Anastasia Vassos’ poems appear in RHINO, SWWIM, Rust+Moth, Thrush Poetry Journal, Comstock Review and elsewhere. Her poems have received honorable mention from Marge Piercy in the Joe Gouveia Outermost Poetry Contest. She is the author of “Nike Adjusting Her Sandal” (Nixes Mate, 2021). Her chapbook “The Lesser-Known Riddle of the Sphinx” was named a finalist in Two Sylvias Press Chapbook Prize. A Best of the Net finalist, she was also nominated for the Best New Poets 2021 anthology. She speaks three languages and is a long-distance cyclist. She lives in Boston.
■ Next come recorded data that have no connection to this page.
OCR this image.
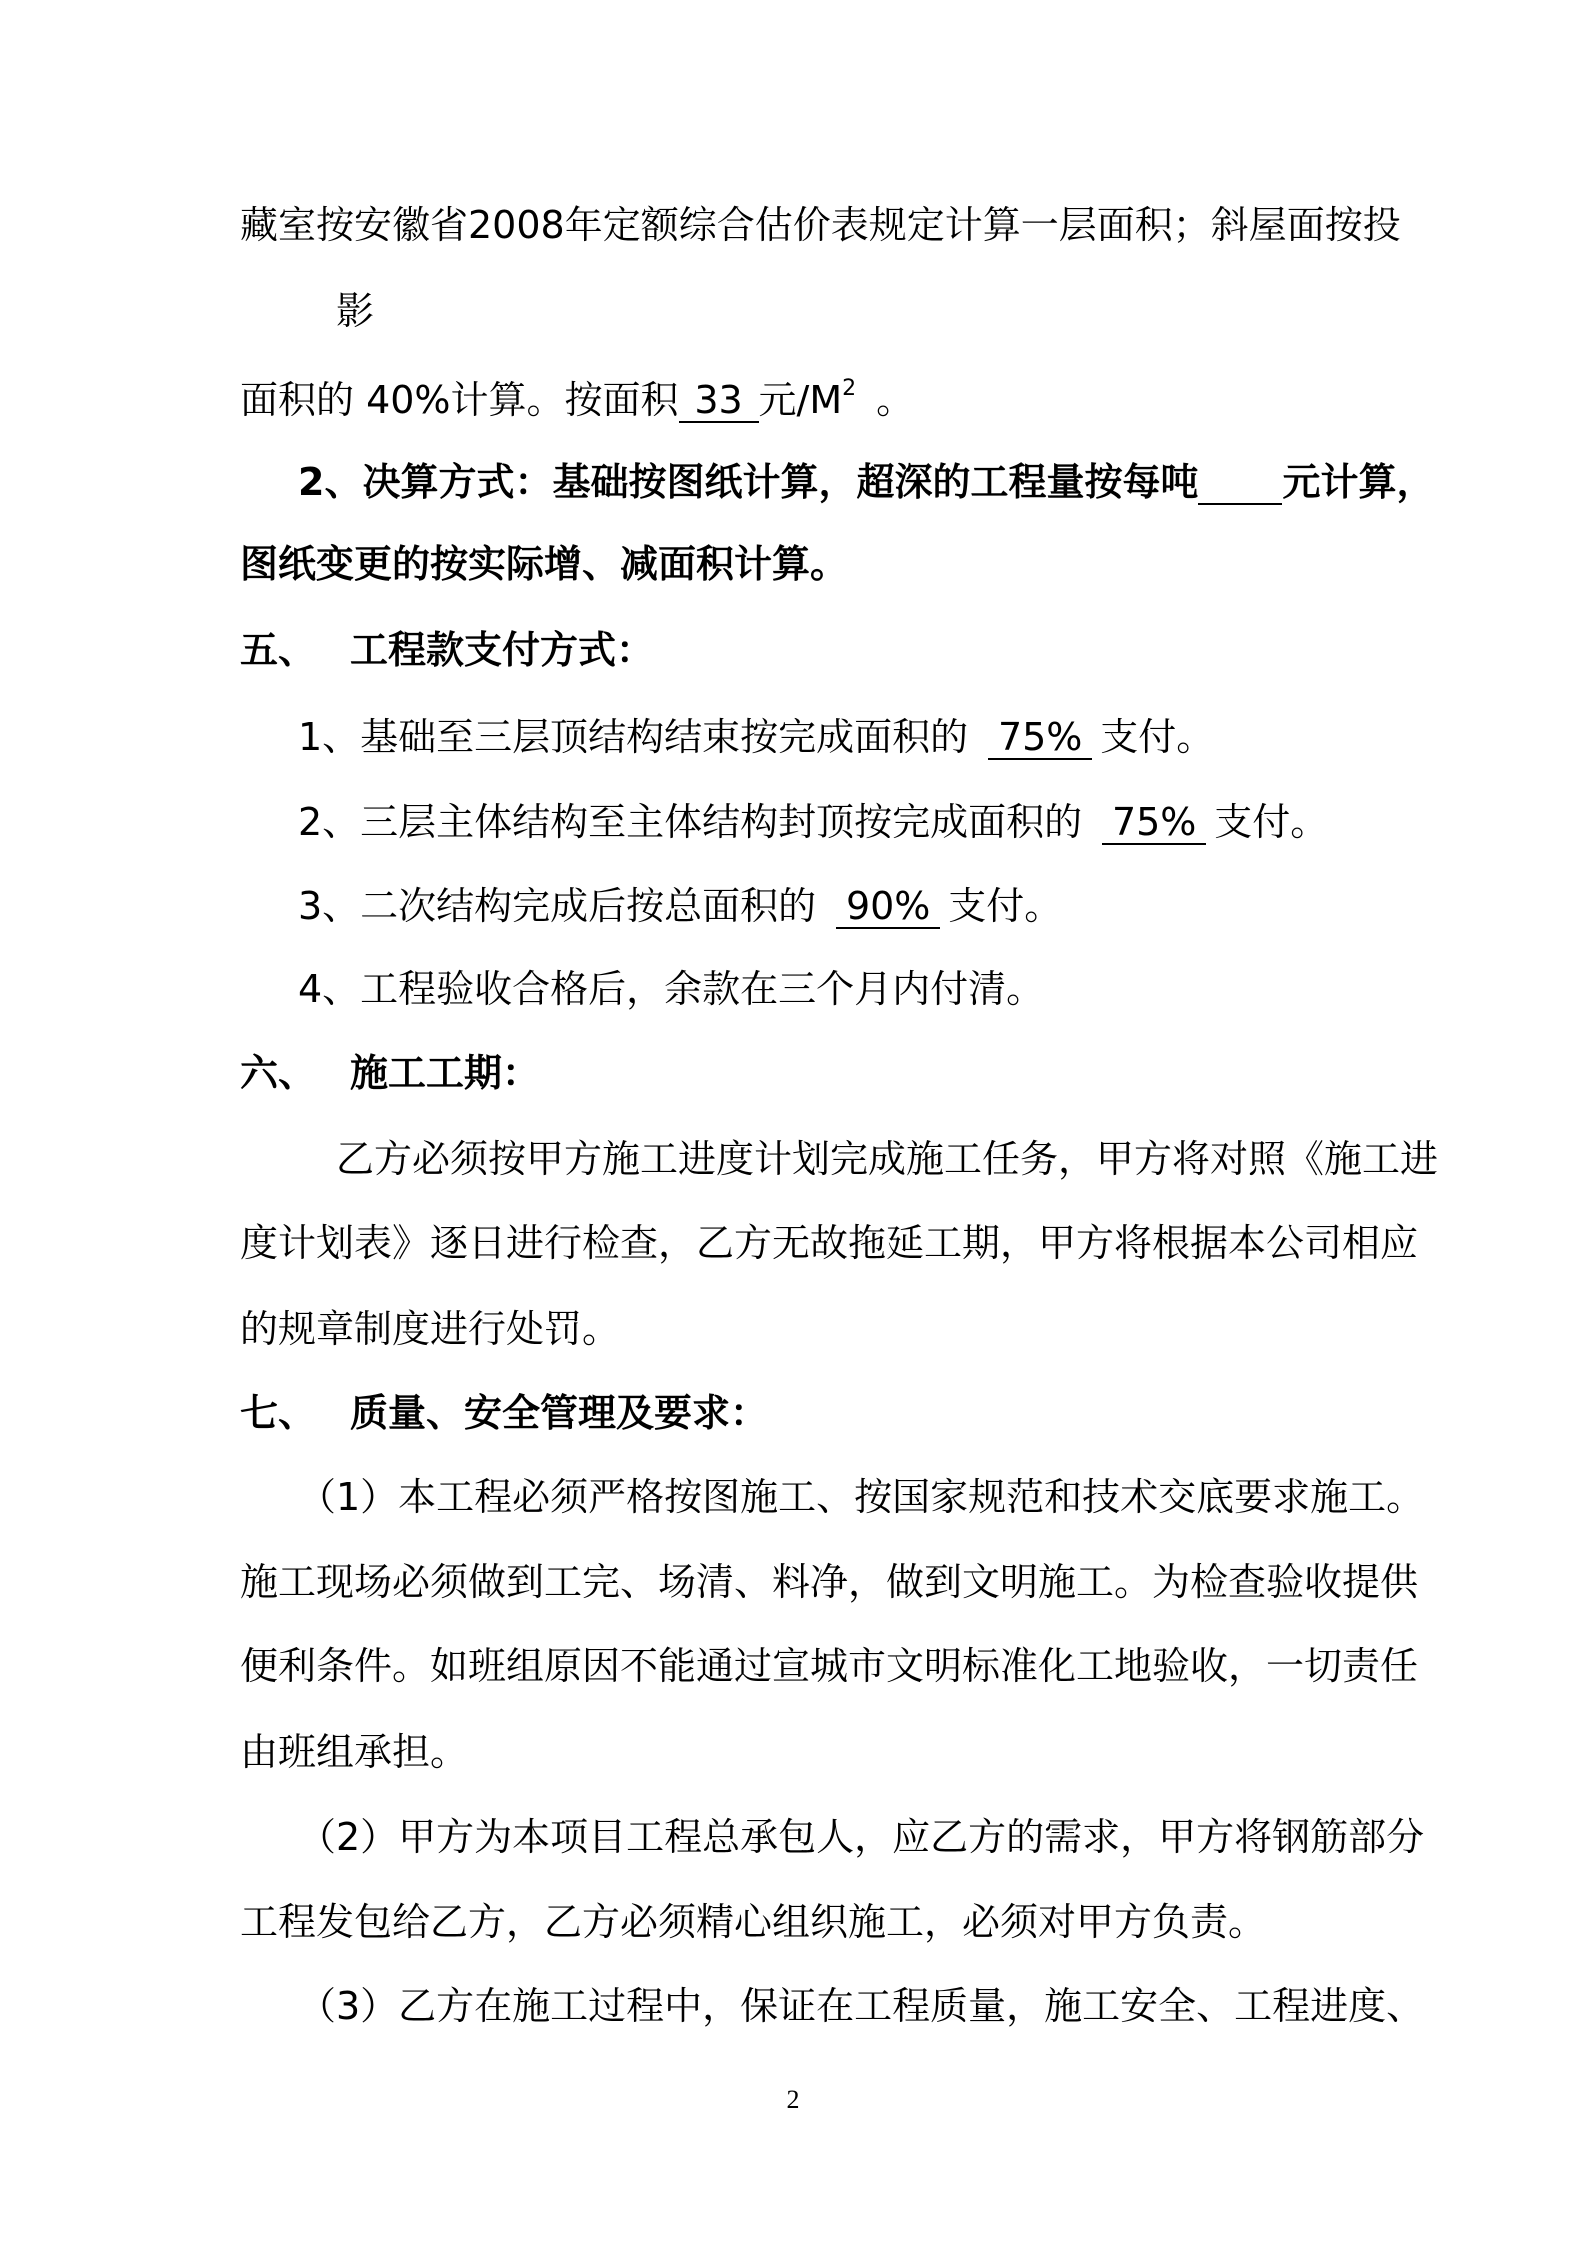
藏室按安徽省2008年定额综合估价表规定计算一层面积；斜屋面按投
影
面积的 40%计算。按面积 33 元$/M^2$ 。
2、决算方式：基础按图纸计算，超深的工程量按每吨 元计算，
图纸变更的按实际增、减面积计算。
五、 工程款支付方式：
1、基础至三层顶结构结束按完成面积的 75% 支付。
2、三层主体结构至主体结构封顶按完成面积的 75% 支付。
3、二次结构完成后按总面积的 90% 支付。
4、工程验收合格后，余款在三个月内付清。
六、 施工工期：
乙方必须按甲方施工进度计划完成施工任务，甲方将对照《施工进
度计划表》逐日进行检查，乙方无故拖延工期，甲方将根据本公司相应
的规章制度进行处罚。
七、 质量、安全管理及要求：
（1）本工程必须严格按图施工、按国家规范和技术交底要求施工。
施工现场必须做到工完、场清、料净，做到文明施工。为检查验收提供
便利条件。如班组原因不能通过宣城市文明标准化工地验收，一切责任
由班组承担。
（2）甲方为本项目工程总承包人，应乙方的需求，甲方将钢筋部分
工程发包给乙方，乙方必须精心组织施工，必须对甲方负责。
（3）乙方在施工过程中，保证在工程质量，施工安全、工程进度、
2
Mark Walsh is a professor of English at Massasoit Community College in Brockton, MA, where he teaches Introduction to Philosophy, Freshman English and British Literature. He has organized poetry events and readings in Plymouth, Quincy and Brockton. Through Massasoit Television, he created and hosted Writers at Work, and a new show this Fall, Out of the Marvelous, which will focus on poets and poetry in Southeastern Massachusetts.  In addition to teaching, Mark is also a writer, having stories, articles and poems published in various newspapers and literary magazines.